I have a modelling question. I want to model that if my varibale $x$ is in the interval $[a,b]$, where $a,b >0$, my indicator variable $X \in \{0,1\}$ should be 1 (if $x$ is not in $[a,b]$, the indicator variable can attain any value). I'm sure that this kind of problem is quite common in practice, but I couldn't really find anything.
What would be the best way to model this? I guess there are several formulations which model this constraint. Which would be the best regarding computation times? Do you know some papers/publications which cover this topic?
Best regards, ops
The implication $$ x\in[a,b] \Rightarrow y=1 $$ can be stated as $$ y=0 \Rightarrow x<a \text{ or } x >b$$
Traditionally we would formulate this as: $$\begin{align} &x \le a - 0.001 + M\delta + My\\ &x \ge b + 0.001 - M(1-\delta) -My\\ &\delta \in \{0,1\} \end{align}$$
where $M$ is a large enough constant. This was already answered (but not accepted) here conditional constraint: if $x \in [a,b] => z=1$.
Advanced solvers may support indicator constraints, SOS1 variables or even an or functionality directly.

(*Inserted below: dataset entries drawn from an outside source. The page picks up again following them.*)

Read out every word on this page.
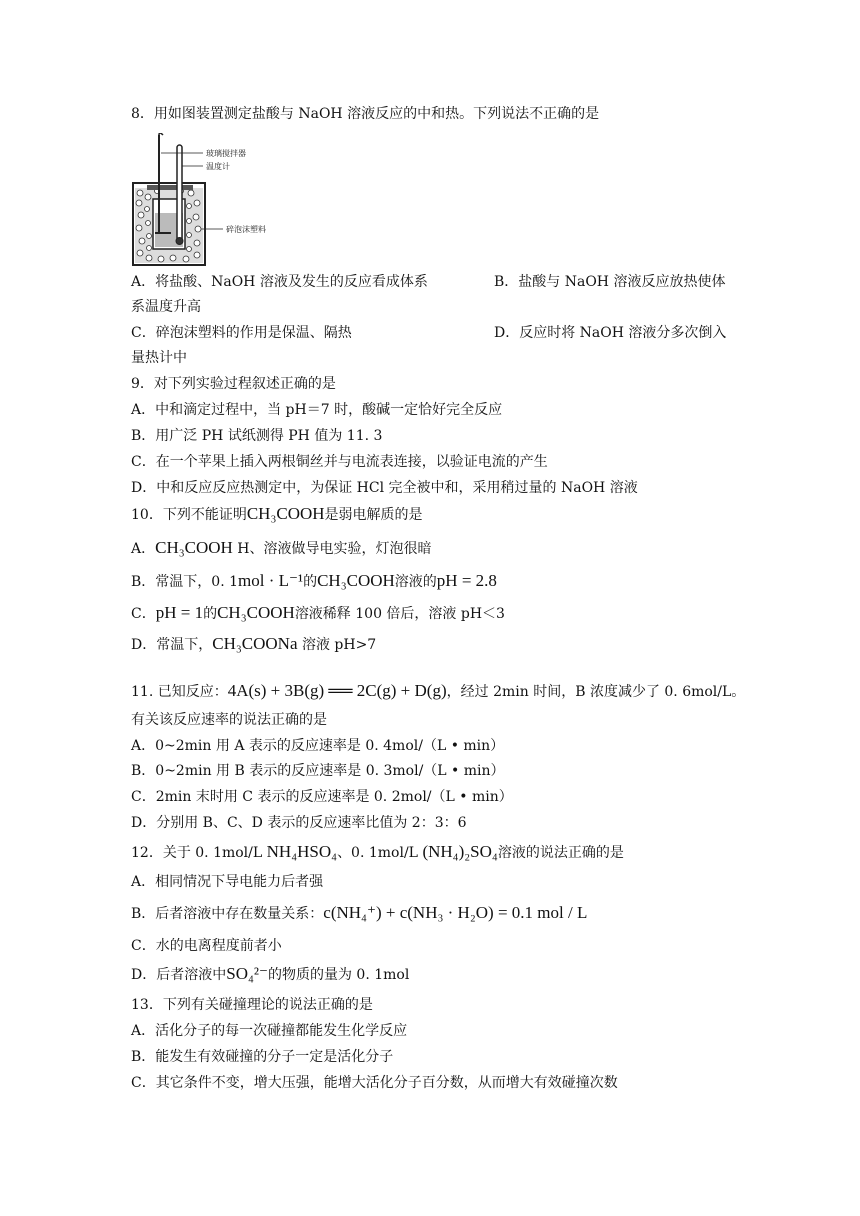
8．用如图装置测定盐酸与 NaOH 溶液反应的中和热。下列说法不正确的是
玻璃搅拌器
温度计
碎泡沫塑料
A．将盐酸、NaOH 溶液及发生的反应看成体系	B．盐酸与 NaOH 溶液反应放热使体
系温度升高
C．碎泡沫塑料的作用是保温、隔热	D．反应时将 NaOH 溶液分多次倒入
量热计中
9．对下列实验过程叙述正确的是
A．中和滴定过程中，当 pH＝7 时，酸碱一定恰好完全反应
B．用广泛 PH 试纸测得 PH 值为 11. 3
C．在一个苹果上插入两根铜丝并与电流表连接，以验证电流的产生
D．中和反应反应热测定中，为保证 HCl 完全被中和，采用稍过量的 NaOH 溶液
10．下列不能证明CH₃COOH是弱电解质的是
A．CH₃COOH H、溶液做导电实验，灯泡很暗
B．常温下，0. 1mol · L⁻¹的CH₃COOH溶液的pH = 2.8
C．pH = 1的CH₃COOH溶液稀释 100 倍后，溶液 pH＜3
D．常温下，CH₃COONa 溶液 pH>7
11. 已知反应：4A(s) + 3B(g) ══ 2C(g) + D(g)，经过 2min 时间，B 浓度减少了 0. 6mol/L。
有关该反应速率的说法正确的是
A．0~2min 用 A 表示的反应速率是 0. 4mol/（L • min）
B．0~2min 用 B 表示的反应速率是 0. 3mol/（L • min）
C．2min 末时用 C 表示的反应速率是 0. 2mol/（L • min）
D．分别用 B、C、D 表示的反应速率比值为 2：3：6
12．关于 0. 1mol/L NH₄HSO₄、0. 1mol/L (NH₄)₂SO₄溶液的说法正确的是
A．相同情况下导电能力后者强
B．后者溶液中存在数量关系：c(NH₄⁺) + c(NH₃ · H₂O) = 0.1 mol / L
C．水的电离程度前者小
D．后者溶液中SO₄²⁻的物质的量为 0. 1mol
13．下列有关碰撞理论的说法正确的是
A．活化分子的每一次碰撞都能发生化学反应
B．能发生有效碰撞的分子一定是活化分子
C．其它条件不变，增大压强，能增大活化分子百分数，从而增大有效碰撞次数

A version without big-$M$'s but with indicator constraints and SOS1 variables can look like:
$$\begin{align} &y=0 \Rightarrow x \le a - 0.001 + s_1\\ &y=0 \Rightarrow x \ge b + 0.001 - s_2 \\ & s_1, s_2 \ge 0\\ & \text{SOS}1(s_1,s_2) \end{align}$$
The SOS1 set will make sure that only one of the slack variables $s_1, s_2$ will be non-zero. In other words,
$$ s_1 \cdot s_2 = 0$$
Note that I typically drop these $0.001$ terms.